En cours d’étude, j’ai trouvé plus important d’ouvrir la cour qui donnait, à l’ouest, sur la rue de Lutèce plutôt que la façade sud, sur le parvis. Je voulais renforcer l’axe institutionnel qui liait l’Hôtel-Dieu au palais de justice de Paris plutôt qu’ouvrir la façade sud au tourisme de masse, peu concerné par nos espaces. La décision était délicate mais énonçait clairement une préférence pour un projet qui tutoierait le parvis de Notre-Dame sans vraiment s’ouvrir dessus.

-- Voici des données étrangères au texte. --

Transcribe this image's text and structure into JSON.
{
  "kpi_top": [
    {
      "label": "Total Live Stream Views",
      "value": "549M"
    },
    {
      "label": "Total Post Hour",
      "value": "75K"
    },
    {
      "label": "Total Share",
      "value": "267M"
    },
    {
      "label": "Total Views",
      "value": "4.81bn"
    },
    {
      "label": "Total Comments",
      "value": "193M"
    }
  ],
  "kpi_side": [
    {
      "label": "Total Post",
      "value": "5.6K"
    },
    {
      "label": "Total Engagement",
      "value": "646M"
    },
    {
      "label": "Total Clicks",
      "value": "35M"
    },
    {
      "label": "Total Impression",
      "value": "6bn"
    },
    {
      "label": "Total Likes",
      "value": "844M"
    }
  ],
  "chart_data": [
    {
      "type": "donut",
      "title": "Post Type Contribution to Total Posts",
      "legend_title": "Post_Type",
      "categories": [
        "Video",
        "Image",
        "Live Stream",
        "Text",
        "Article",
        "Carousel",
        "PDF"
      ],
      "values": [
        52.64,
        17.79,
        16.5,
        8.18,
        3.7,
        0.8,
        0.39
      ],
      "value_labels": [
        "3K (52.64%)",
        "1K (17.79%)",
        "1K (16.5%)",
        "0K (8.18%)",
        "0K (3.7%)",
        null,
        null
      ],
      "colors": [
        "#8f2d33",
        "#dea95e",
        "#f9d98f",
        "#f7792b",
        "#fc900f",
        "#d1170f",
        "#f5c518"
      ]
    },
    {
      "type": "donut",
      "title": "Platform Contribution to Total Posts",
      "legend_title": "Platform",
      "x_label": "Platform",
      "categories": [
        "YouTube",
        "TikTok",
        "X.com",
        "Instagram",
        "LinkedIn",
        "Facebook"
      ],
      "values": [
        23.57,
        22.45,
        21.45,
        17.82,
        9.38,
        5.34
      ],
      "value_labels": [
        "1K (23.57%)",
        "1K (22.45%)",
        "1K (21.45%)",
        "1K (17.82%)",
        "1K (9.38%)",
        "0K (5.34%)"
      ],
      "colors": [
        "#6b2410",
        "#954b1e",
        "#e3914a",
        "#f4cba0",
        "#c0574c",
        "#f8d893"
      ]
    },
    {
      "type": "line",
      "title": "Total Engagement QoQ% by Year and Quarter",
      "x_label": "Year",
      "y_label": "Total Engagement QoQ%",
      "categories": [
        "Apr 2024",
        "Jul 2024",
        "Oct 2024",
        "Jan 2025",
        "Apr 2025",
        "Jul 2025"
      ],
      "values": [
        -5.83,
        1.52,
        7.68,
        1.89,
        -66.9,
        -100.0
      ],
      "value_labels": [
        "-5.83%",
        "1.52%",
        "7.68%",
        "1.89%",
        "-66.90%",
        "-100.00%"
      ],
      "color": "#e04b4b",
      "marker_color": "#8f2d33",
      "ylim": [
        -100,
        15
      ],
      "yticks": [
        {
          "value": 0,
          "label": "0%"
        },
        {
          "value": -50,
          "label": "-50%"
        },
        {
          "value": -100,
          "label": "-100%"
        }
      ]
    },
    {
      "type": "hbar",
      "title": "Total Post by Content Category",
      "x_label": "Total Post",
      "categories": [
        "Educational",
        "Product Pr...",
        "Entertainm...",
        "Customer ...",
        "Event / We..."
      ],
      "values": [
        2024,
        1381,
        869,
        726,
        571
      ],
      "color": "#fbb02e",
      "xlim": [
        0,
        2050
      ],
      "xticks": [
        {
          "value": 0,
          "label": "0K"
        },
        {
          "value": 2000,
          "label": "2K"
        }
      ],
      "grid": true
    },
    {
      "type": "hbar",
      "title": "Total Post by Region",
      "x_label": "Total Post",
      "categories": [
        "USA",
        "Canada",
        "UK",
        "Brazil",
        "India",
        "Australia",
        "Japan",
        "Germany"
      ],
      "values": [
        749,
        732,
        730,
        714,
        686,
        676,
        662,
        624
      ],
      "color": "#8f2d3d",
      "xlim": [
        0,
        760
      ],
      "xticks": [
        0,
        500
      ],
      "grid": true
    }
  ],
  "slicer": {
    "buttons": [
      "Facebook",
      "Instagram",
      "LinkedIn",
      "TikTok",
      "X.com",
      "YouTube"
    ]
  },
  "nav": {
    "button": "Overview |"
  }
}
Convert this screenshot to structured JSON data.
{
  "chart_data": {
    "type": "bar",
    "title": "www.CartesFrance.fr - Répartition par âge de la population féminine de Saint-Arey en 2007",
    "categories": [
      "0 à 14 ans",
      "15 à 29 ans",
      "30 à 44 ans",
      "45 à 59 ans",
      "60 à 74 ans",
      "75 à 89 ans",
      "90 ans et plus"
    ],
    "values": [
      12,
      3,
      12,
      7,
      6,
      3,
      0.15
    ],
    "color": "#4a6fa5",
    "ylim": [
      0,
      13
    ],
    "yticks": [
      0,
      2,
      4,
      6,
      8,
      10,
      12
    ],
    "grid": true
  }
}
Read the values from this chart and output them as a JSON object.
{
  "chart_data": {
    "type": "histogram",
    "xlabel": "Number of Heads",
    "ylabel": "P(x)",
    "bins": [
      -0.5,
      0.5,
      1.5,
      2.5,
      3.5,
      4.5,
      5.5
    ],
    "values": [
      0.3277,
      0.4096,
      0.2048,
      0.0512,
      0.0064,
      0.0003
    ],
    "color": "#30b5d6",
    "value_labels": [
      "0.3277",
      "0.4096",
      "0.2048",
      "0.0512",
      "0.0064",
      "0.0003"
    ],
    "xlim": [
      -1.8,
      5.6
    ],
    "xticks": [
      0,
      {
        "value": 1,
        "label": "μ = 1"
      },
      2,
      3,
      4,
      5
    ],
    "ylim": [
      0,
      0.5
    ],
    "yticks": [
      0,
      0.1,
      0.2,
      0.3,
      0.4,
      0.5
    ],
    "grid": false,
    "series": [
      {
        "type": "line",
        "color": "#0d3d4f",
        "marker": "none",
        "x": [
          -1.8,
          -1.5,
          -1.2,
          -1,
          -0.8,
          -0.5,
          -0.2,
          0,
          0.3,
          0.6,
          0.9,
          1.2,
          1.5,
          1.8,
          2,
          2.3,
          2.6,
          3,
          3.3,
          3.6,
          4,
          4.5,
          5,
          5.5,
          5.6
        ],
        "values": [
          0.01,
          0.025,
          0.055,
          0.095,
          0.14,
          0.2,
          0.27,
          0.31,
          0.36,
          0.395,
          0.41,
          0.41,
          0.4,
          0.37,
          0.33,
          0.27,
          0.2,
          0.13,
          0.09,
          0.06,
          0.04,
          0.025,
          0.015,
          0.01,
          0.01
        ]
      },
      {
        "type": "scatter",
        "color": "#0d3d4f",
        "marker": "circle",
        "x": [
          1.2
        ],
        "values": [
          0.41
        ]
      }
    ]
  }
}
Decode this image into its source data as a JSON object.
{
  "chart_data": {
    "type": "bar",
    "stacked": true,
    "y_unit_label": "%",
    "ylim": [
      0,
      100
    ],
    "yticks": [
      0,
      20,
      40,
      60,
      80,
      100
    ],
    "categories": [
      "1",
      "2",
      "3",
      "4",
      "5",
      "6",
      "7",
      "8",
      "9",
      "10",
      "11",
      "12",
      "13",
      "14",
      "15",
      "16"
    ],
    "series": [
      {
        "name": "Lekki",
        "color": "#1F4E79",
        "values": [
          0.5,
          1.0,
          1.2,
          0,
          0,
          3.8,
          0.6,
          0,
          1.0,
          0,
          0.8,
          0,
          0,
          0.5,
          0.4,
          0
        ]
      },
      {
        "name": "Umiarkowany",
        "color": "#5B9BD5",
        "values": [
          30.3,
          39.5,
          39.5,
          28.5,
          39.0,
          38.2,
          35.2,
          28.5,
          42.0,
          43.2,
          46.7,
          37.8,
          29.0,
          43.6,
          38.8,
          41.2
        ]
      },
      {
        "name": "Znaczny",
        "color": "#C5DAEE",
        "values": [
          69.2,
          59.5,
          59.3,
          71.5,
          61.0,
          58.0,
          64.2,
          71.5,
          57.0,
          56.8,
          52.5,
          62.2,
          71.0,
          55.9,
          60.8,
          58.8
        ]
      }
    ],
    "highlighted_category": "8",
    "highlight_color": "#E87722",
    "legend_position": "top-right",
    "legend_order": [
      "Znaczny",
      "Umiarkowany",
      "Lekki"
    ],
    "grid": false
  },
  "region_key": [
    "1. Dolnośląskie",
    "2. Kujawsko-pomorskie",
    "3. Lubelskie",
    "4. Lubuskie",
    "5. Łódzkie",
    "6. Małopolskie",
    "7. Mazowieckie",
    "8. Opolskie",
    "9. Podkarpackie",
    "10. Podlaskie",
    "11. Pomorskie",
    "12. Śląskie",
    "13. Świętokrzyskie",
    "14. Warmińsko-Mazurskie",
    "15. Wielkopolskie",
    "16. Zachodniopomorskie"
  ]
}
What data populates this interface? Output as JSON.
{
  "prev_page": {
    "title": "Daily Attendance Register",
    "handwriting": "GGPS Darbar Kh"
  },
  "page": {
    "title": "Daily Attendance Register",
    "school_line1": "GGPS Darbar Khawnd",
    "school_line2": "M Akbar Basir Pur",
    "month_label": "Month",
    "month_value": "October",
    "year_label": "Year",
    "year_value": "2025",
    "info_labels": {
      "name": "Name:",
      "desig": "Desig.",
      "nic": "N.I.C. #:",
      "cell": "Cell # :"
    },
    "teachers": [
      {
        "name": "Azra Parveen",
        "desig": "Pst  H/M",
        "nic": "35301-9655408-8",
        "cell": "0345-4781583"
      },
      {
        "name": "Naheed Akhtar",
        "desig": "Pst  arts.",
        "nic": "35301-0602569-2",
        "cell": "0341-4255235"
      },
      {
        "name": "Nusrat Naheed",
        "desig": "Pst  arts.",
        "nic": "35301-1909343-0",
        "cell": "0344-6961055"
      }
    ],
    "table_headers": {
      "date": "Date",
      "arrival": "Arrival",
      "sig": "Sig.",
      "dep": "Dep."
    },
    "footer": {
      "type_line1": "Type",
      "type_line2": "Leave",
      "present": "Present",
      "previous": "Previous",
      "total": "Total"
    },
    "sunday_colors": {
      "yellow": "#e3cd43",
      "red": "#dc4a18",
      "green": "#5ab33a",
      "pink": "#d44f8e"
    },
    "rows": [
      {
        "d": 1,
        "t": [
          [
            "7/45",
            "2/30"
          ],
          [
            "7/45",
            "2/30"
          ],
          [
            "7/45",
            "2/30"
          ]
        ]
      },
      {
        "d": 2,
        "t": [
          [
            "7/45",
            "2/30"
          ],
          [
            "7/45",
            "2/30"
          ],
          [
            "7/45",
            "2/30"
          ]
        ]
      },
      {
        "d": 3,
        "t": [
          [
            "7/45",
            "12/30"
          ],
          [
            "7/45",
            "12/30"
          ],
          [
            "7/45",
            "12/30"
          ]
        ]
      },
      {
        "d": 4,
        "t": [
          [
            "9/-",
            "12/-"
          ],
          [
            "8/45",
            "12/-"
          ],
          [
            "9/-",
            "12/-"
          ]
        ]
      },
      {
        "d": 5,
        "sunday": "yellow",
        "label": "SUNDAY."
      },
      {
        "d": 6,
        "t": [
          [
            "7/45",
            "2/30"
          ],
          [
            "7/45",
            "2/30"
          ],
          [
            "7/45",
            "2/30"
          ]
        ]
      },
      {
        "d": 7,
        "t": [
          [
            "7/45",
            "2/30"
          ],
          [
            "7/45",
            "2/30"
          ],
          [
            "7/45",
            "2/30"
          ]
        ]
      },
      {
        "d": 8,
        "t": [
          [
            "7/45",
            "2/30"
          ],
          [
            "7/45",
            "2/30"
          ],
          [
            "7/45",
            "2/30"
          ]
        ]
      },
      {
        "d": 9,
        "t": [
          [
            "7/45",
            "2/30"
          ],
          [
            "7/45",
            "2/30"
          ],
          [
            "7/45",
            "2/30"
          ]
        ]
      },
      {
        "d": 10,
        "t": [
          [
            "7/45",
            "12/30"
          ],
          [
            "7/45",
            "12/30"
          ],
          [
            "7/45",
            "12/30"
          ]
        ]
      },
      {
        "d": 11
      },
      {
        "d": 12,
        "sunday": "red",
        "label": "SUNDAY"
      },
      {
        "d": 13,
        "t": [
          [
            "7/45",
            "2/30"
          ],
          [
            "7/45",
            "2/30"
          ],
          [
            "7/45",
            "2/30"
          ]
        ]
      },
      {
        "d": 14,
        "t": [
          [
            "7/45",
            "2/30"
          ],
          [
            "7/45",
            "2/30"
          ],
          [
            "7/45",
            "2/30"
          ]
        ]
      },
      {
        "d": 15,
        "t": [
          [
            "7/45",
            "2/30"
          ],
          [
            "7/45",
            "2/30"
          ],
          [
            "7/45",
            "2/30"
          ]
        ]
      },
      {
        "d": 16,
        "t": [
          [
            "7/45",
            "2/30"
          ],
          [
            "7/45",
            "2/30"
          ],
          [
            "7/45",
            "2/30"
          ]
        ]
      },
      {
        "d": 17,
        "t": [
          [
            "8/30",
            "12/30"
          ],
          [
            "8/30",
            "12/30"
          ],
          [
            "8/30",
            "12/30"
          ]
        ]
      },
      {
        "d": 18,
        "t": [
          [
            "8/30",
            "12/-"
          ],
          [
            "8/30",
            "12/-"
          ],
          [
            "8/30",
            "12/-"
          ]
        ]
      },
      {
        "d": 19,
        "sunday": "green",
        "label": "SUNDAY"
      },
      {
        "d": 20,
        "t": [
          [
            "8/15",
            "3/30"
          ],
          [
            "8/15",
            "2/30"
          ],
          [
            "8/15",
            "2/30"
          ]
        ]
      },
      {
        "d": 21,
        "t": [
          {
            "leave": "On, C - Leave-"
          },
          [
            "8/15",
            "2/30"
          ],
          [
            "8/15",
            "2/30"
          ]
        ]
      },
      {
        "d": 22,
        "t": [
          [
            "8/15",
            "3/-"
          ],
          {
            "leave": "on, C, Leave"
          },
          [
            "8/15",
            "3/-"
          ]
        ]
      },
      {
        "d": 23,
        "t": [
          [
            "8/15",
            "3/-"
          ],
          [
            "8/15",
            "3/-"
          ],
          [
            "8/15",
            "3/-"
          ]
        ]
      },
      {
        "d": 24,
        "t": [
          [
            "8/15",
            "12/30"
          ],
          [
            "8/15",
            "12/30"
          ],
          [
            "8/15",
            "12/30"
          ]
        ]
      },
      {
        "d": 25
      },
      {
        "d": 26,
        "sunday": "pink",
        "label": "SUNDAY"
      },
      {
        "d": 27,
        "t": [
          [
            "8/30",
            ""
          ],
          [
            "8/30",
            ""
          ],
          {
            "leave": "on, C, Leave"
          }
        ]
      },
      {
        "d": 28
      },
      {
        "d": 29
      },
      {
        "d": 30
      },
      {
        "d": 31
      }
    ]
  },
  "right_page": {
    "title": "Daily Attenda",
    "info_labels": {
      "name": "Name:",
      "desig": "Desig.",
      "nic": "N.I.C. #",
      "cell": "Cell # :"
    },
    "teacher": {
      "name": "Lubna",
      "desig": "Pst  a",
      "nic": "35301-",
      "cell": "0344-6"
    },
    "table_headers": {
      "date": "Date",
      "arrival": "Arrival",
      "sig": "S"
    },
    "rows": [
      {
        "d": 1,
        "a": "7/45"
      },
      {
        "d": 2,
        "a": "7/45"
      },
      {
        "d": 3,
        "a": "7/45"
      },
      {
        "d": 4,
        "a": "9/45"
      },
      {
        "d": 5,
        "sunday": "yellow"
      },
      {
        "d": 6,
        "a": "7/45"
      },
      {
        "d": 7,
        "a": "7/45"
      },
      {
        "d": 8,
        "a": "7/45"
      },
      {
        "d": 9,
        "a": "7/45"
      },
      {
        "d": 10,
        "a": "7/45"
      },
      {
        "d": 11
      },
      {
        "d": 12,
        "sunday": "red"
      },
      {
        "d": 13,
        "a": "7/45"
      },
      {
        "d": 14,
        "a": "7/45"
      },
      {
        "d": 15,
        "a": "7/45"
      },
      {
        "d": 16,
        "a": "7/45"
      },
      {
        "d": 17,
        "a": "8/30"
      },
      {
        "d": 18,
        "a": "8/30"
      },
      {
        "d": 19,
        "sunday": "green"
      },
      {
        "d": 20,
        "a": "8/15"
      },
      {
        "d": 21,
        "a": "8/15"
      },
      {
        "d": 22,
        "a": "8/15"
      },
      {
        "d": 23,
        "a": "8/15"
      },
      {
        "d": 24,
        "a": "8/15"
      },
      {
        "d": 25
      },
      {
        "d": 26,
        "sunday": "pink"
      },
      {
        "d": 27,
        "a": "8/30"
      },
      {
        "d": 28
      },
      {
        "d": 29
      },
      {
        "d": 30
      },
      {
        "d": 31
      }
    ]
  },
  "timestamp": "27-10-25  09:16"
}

Toutefois, l’axe nord-sud (qui prenait naissance sur le parvis et qui se finissait sur l’escalier de la chapelle, placée tout au fond du jardin), resterait l’axe principal de la nouvelle composition. Les espaces végétaux devenaient minéraux, les espaces minéraux devenaient végétaux. J’avais alors le sentiment que le patrimoine pouvait très bien s’accommoder, voire s’enrichir, de la modernité.

Un autre exemple de projet en cours

LA NEF NOTRE DAME

Un évènement tragique devait alors arriver (nous étions mi-avril). Notre-Dame de Paris était en feu. Et la consternation s’abattait sur l’ensemble des peuples européens et américains. Les chrétiens venaient de voir partir en flammes le plus haut lieu représentatif, dans l’histoire, de leur culte.

C’est alors que j’eus l’idée de proposer à Martin Hirsch et à Novaxia d’ébaucher une nef à partir d’une construction de nature provisoire, légère et démontable, qu’on installerait à l’intérieur de l’Hôtel-Dieu, à l’emplacement de son jardin central. Bien sûr, l’espace réquisitionné serait rendu au projet global de restructuration du site, dès l’achèvement des travaux de Notre Dame. 

La nef que j’installe au cœur de l’Hôtel-Dieu permettra d’accueillir les pèlerins. Elle permettra également d’informer sur les travaux de Notre-Dame et de l’Hôtel-Dieu.

L’ouvrage, tel que je l’ai imaginé est un ouvrage qui se monte et se démonte facilement, grâce à une structure légère faite à partir de pièces en bois de lamellé-collé et faciles à assembler.

Ce sont de grands arcs-boutants qui se terminent en partie haute par des embouts qui ressemblent aux chas des aiguilles et dans lesquels se glisse une poutre ronde.

La structure, une fois montée, est recouverte par une façade qui fait aussi office de couverture et qui déroule vers le sol des couches de tuiles en polypropylène, légères et translucides. La coupe du bâtiment m’avait été inspirée par une reproduction de la Vierge à l’Enfant dont j’avais retenu la découpe qu’elle laissait dans le ciel. L’aspect diaphane de la nef, par ces étranges images qui peuplaient nos missels.